Chi ha evitato che molte aziende chiudessero i battenti per la crisi è stata la GDO. Da molte realtà sono arrivati numeri che hanno dato speranza anche in piena pandemia, ma parliamo solo di una parte del settore. C’è stato, poi, chi, dopo le riaperture, ha puntato su piani strategici di vendite, canvas vantaggiosi oppure agevolando i piccoli acquisti con pagamento in anticipo o alla consegna: non ti carichi di bottiglie, prendi quello che consumi in breve tempo e, terminato il prodotto, riordini.

Gli aspetti sono stati tanti e ne abbiamo elencati solo alcuni.
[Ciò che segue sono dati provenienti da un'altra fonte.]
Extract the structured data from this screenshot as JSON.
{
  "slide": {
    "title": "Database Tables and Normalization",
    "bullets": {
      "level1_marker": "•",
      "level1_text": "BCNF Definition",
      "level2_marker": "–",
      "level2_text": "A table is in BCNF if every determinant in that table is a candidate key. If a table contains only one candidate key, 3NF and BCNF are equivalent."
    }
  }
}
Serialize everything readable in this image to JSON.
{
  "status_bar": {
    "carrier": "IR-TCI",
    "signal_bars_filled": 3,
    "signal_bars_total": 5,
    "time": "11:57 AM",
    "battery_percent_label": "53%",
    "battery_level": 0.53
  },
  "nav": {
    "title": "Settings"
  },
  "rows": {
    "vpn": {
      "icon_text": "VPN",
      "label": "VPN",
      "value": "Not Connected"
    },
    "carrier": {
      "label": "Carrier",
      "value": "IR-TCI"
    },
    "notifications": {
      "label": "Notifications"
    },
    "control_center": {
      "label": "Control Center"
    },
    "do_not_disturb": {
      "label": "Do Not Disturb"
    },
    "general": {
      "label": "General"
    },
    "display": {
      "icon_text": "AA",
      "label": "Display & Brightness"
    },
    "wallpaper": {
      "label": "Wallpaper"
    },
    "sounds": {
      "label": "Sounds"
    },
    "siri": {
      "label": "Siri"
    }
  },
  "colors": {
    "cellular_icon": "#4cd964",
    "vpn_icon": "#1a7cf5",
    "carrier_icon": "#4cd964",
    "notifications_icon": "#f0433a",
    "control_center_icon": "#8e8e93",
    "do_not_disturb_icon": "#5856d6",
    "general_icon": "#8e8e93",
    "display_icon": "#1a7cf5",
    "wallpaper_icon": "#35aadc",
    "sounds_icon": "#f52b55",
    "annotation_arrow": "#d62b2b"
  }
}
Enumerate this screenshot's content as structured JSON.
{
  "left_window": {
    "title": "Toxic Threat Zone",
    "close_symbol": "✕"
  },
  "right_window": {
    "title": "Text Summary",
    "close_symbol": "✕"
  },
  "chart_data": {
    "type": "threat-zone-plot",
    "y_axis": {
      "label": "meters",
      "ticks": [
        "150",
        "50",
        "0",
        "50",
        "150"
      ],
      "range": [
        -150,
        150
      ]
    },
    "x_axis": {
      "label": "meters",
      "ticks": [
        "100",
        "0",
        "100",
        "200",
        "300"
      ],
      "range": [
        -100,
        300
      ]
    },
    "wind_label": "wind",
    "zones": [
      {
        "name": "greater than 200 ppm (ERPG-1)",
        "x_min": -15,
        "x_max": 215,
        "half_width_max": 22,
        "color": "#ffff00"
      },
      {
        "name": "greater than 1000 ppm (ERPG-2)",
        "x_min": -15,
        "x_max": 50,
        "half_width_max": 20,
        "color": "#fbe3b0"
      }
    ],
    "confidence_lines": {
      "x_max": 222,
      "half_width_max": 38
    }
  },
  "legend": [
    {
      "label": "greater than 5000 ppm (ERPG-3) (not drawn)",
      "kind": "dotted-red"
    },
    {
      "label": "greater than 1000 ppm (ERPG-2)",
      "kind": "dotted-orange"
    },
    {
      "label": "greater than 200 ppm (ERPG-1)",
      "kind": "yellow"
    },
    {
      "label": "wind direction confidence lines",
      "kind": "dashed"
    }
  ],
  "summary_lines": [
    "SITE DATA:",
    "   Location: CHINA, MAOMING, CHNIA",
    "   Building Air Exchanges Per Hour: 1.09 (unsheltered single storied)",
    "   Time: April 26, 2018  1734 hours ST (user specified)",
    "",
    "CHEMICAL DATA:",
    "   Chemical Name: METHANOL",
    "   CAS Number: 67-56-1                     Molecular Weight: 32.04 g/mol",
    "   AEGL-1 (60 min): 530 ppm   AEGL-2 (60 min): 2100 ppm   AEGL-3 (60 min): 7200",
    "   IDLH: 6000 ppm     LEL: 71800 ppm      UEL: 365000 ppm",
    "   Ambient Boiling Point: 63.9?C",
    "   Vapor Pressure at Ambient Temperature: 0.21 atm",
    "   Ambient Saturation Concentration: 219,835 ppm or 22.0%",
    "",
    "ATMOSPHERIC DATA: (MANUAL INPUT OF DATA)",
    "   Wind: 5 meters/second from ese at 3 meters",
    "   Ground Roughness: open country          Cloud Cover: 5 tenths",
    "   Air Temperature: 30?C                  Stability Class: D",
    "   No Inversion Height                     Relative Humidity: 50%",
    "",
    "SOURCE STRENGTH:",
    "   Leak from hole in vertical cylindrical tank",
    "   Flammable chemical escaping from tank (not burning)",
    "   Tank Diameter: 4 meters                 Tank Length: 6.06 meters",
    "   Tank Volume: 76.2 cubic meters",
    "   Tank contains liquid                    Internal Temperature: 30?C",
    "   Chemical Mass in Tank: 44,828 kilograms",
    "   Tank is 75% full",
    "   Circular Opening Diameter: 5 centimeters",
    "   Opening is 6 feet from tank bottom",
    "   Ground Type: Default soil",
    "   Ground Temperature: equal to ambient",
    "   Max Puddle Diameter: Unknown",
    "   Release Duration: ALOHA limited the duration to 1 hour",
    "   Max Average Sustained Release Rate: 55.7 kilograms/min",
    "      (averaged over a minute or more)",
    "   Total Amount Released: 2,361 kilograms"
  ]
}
Le difficoltà non sono mancate e la capacità di reazione delle cantine è stata encomiabile.

C’è anche un bicchiere mezzo vuoto, ovviamente: quello dei ristoratori in difficoltà, degli agenti di commercio rimasti fermi, di tanti protagonisti della filiera che si sono trovati in crisi economica o, peggio, senza lavoro. Questa metà possiamo riempirla noi consumatori, frequentando i locali – nel rispetto delle regole per contrastare la pandemia – acquistando vino nelle enoteche, partecipando a eventi e degustazioni.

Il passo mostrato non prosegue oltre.